The scholars conducted a series of experiments.  Each decision that the research subjects encountered involved some tradeoffs.  Some dimensions of the tradeoffs were described quantitatively and others qualitatively.  The results of the experiments demonstrated that people tended to prefer the alternatives about which numerical data was offered, rather than qualitative information.  Thea authors explain that, "This 'quantification fixation' is driven by the perception that numbers are easier to use for comparative decision-making."  

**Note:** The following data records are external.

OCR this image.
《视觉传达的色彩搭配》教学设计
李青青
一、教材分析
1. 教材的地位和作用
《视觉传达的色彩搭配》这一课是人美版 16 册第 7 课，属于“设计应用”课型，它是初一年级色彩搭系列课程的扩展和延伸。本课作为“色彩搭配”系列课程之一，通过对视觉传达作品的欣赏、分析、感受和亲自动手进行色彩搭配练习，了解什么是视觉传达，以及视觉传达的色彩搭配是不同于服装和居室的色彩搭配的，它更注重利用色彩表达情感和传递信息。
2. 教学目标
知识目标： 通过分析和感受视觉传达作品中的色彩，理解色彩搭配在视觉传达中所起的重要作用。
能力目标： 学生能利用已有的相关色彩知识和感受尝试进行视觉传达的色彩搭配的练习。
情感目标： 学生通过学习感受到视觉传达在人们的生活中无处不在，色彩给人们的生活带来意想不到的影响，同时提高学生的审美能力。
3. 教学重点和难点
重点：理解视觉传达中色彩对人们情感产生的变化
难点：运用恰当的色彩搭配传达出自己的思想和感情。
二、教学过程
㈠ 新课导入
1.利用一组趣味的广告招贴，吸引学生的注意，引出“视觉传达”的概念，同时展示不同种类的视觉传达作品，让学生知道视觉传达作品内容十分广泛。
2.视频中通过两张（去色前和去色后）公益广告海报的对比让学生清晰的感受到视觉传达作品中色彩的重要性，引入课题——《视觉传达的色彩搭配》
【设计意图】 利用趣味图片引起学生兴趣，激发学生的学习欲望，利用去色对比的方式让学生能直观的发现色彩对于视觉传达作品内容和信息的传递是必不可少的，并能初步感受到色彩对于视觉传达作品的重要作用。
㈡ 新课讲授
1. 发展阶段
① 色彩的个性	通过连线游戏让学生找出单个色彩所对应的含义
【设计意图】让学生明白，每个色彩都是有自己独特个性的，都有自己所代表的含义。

The scholars argue that we face many decisions in business and in life in which some dimensions of the tradeoffs can be quantified, but others simply cannot.  The qualitative information may be rich and useful though.  The numbers may tell only a portion of the story.  Think about a manager facing a decision about a brand extension.  Numbers may be readily available demonstrating the potential for sales growth, market share increases, and profitability enhancement.  On the other hand, the risks around brand dilution may be more readily described in qualitative fashion.  Do managers pay less attention those very real brand dilution risks simply because they can't easily produce numbers about how dilution may arise and impact the business?

The scholars conclude, "Those who structure decision contexts ignore quantification fixation at their peril. As quantification becomes increasingly prevalent, people may be pulled away from valuable qualitative information toward potentially less diagnostic numeric information."